Overview of C9orf16 Antibodies

C9orf16 antibodies are immunoglobulin-based reagents designed to bind specifically to the C9orf16 protein. They enable researchers to investigate the protein's biological functions through techniques like Western blotting (WB), immunohistochemistry (IHC), and immunofluorescence (IF). The gene C9orf16 is implicated in cancer progression, particularly PDAC, where its overexpression correlates with metastasis and chemotherapy resistance .

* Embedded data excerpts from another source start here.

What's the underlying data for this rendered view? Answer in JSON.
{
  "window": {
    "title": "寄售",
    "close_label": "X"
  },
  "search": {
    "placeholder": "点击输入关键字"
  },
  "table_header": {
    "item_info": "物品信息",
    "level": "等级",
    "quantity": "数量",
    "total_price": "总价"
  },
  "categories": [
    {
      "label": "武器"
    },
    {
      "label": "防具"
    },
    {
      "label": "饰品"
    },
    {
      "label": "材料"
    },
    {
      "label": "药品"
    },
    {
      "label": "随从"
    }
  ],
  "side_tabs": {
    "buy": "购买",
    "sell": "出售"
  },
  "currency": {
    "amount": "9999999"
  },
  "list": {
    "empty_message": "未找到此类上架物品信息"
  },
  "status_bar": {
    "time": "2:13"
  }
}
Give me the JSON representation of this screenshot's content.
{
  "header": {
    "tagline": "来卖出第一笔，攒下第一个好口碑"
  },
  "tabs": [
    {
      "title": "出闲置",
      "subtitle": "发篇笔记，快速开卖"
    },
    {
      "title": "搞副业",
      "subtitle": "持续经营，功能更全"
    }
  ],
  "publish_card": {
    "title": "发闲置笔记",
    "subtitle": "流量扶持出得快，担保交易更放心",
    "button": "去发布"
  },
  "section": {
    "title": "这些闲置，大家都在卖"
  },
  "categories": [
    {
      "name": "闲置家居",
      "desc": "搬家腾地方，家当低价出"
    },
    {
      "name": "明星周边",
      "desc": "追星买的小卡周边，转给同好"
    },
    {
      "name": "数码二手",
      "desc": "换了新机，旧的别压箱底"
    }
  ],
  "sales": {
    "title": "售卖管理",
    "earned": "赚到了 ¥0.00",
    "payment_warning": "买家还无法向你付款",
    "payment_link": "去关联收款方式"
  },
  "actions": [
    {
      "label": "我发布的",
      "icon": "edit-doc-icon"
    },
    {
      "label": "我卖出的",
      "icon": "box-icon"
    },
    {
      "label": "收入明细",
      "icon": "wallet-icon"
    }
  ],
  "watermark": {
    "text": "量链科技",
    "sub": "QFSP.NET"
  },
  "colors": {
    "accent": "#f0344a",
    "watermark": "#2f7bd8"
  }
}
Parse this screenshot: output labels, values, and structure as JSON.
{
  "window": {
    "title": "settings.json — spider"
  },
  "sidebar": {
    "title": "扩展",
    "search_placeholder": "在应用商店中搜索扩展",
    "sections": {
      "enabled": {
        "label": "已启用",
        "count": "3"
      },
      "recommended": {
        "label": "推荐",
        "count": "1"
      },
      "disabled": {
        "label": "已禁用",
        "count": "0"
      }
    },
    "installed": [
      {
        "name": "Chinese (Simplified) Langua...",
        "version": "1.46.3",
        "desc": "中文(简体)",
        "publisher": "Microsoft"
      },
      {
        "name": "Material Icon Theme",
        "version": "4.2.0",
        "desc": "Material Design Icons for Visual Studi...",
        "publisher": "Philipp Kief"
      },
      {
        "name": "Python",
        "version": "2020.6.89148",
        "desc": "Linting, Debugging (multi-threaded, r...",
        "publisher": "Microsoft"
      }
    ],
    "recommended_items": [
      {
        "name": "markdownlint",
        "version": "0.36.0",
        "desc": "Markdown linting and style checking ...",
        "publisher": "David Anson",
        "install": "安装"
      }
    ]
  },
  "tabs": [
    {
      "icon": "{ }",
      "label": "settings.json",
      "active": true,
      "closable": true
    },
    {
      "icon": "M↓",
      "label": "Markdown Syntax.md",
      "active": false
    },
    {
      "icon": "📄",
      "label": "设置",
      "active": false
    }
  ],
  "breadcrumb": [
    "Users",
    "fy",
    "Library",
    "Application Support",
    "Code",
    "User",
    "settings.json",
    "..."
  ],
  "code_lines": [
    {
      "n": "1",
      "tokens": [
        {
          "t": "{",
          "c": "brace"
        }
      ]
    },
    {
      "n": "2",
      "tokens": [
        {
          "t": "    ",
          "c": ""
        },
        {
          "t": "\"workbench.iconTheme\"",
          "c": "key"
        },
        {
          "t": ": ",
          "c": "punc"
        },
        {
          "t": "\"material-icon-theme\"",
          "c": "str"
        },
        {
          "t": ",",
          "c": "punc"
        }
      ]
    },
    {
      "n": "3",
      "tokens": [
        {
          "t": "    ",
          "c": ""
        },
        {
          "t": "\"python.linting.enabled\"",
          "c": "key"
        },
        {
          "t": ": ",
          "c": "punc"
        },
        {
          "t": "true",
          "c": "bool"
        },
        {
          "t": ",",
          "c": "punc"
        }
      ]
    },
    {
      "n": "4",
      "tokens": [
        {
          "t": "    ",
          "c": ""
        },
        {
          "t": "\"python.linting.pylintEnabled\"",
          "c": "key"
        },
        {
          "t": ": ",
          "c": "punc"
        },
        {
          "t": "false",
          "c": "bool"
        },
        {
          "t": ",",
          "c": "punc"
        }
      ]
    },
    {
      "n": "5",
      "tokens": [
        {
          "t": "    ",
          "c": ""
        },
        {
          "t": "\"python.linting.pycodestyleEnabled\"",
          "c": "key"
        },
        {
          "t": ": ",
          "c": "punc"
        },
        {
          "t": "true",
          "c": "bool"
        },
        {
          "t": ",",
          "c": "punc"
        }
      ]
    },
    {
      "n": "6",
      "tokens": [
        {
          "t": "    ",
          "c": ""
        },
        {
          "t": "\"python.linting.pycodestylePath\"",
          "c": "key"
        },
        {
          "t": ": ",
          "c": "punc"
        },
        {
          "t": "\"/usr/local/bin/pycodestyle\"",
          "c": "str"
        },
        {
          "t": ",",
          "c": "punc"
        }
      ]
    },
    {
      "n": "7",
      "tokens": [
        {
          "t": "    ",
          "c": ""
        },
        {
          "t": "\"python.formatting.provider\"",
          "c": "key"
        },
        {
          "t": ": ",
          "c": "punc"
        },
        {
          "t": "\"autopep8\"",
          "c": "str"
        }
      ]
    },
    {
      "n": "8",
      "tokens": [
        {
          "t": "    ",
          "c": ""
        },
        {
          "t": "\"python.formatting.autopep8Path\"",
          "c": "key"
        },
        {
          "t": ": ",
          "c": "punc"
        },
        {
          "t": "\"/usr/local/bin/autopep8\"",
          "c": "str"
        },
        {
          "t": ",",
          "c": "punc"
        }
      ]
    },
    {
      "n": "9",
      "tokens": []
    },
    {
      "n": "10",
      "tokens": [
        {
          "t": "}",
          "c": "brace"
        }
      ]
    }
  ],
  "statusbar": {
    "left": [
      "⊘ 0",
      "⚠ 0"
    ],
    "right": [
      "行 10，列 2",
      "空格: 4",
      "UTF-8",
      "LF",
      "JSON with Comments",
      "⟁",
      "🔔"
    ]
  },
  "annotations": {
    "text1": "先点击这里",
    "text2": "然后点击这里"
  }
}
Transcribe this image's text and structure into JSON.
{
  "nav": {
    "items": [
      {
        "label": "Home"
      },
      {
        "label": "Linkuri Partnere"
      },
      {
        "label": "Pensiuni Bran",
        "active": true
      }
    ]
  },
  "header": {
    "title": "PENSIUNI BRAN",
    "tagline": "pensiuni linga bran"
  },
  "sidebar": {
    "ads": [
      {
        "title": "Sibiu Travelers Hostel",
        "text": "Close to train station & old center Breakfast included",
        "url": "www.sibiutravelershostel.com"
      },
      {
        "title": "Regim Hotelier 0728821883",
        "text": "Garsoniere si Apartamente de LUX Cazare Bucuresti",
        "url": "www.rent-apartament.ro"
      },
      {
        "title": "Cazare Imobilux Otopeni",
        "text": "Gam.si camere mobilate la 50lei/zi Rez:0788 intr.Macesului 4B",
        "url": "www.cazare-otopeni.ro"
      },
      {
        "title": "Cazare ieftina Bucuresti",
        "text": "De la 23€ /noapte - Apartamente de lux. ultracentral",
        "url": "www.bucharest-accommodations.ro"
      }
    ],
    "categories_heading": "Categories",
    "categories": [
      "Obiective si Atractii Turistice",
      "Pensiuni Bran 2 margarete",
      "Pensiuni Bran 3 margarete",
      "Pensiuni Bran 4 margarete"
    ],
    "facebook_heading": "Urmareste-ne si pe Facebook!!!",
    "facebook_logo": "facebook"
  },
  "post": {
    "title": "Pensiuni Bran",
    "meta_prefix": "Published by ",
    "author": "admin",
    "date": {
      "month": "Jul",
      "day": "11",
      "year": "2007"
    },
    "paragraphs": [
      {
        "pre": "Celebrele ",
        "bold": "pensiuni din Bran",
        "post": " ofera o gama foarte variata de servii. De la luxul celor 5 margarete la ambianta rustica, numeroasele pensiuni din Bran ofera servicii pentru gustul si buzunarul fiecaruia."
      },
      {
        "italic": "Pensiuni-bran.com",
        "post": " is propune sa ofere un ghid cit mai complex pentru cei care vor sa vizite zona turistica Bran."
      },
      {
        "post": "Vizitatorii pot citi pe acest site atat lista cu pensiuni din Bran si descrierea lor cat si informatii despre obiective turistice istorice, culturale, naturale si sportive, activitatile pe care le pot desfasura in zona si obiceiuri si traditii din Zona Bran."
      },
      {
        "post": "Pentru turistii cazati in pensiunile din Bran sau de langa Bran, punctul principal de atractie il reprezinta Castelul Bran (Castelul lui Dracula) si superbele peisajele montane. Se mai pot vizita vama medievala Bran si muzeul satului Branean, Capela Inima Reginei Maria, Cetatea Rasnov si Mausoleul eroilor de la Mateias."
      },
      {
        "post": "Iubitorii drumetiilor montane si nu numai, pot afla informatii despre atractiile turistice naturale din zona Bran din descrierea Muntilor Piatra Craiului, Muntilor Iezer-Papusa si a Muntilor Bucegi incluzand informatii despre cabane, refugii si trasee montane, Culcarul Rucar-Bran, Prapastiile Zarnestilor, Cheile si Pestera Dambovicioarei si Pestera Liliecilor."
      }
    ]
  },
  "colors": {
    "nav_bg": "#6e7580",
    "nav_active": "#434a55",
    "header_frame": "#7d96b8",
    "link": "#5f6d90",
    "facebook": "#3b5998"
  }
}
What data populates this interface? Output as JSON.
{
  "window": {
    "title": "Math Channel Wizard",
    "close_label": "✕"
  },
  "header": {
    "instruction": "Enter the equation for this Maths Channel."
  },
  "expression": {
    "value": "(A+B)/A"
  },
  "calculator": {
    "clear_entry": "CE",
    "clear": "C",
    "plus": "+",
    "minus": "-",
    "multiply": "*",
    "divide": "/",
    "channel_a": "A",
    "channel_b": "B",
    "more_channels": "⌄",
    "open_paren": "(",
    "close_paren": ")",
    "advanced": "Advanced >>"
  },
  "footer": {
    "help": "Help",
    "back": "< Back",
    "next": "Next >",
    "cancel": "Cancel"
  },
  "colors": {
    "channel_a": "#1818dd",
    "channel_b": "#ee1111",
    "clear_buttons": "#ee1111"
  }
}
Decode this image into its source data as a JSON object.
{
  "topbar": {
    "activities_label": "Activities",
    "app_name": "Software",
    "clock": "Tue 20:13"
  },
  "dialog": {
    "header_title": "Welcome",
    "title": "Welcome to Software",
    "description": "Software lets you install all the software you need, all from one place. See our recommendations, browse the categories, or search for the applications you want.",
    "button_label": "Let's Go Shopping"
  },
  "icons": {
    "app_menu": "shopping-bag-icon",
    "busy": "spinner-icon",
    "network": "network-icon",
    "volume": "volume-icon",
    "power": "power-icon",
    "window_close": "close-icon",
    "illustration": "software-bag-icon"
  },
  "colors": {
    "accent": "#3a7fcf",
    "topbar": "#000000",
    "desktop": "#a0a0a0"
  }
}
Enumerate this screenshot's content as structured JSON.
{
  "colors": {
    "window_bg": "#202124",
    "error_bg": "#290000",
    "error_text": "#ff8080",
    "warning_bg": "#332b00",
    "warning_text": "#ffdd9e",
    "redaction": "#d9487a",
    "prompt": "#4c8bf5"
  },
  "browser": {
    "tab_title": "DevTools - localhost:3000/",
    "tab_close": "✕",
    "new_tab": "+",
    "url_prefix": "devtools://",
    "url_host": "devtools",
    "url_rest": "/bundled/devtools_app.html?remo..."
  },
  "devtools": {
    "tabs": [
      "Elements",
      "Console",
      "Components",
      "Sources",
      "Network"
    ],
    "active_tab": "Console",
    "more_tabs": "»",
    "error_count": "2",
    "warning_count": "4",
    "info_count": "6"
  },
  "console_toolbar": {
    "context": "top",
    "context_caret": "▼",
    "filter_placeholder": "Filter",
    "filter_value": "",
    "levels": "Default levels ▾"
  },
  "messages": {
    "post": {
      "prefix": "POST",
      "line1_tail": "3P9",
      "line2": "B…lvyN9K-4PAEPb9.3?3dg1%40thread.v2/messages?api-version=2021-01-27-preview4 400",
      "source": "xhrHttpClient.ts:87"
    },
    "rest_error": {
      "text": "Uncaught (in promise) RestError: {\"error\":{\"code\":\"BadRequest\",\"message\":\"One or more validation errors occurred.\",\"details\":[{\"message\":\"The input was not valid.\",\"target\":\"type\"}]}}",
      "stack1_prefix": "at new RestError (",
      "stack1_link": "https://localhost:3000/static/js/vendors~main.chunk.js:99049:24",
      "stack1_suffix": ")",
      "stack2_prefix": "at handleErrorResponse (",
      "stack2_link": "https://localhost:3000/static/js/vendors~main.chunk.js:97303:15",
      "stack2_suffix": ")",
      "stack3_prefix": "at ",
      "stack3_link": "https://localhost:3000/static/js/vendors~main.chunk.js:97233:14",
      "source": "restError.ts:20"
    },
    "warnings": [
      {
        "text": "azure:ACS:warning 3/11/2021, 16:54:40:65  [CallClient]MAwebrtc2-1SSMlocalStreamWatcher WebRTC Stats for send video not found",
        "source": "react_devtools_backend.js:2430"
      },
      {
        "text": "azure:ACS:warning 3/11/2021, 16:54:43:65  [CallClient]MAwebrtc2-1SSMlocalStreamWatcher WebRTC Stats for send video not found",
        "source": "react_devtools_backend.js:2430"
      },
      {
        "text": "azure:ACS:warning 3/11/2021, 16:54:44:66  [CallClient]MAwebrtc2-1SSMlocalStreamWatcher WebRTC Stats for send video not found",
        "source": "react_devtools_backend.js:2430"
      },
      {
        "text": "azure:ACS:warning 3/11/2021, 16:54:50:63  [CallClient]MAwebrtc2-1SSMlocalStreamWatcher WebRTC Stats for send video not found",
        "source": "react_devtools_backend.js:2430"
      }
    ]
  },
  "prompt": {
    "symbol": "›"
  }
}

Validated C9orf16 Antibodies and Their Applications

The table below summarizes key commercially available C9orf16 antibodies, their suppliers, and validated applications:

SupplierCatalog NumberApplicationsValidation
Novus BiologicalsNBP1-83955WB (0.4 µg/mL), IHC (1:200–1:500), ICC/IF (1–4 µg/mL), IHC-Paraffin Protein array specificity testing
Abcamab121638IHC-Paraffin, ICC/IFCited in 1 publication; immunogen validation
Sigma-AldrichHPA020725WB (0.04–0.4 µg/mL), IHC (1:200–1:500), IF (0.25–2 µg/mL)Recombinant protein validation
GeneTexGTX634482Immunoblot, immunohistochemistry (unmasked antigen samples) CRISPR/Cas9 knockout validation

Note: ICC = immunocytochemistry; IF = immunofluorescence.

Role in Pancreatic Cancer

  • Upregulation in PDAC: C9orf16 expression is minimal in normal pancreatic cells but significantly elevated in primary and metastatic PDAC tumors. Immunohistochemistry using the Sigma-Aldrich HPA020725 antibody confirmed this overexpression in human PDAC tissues .

  • Functional Impact: Knockdown of C9orf16 in PDAC cell lines (e.g., PANC-1, BxPC-3) reduced cell proliferation, invasion, and chemotherapy resistance, as shown via MTT assays and Western blotting .

  • MYC Signaling Pathway: Pathway analysis linked C9orf16 to MYC-driven oncogenesis, suggesting the MYC-C9orf16 axis as a therapeutic target .

Antibody Validation Techniques

  • CRISPR/Cas9 Knockouts: Studies on C9ORF72 antibodies (a related gene) employed CRISPR-edited cell lines to confirm target specificity, a method applicable to C9orf16 antibody validation .

  • Protein Arrays: Novus Biologicals’ NBP1-83955 was validated using a protein array containing 384 antigens, ensuring minimal cross-reactivity .

Western Blotting

  • Procedure:

    1. Lyse cells in RIPA buffer.

    2. Separate proteins via SDS-PAGE and transfer to PVDF membranes.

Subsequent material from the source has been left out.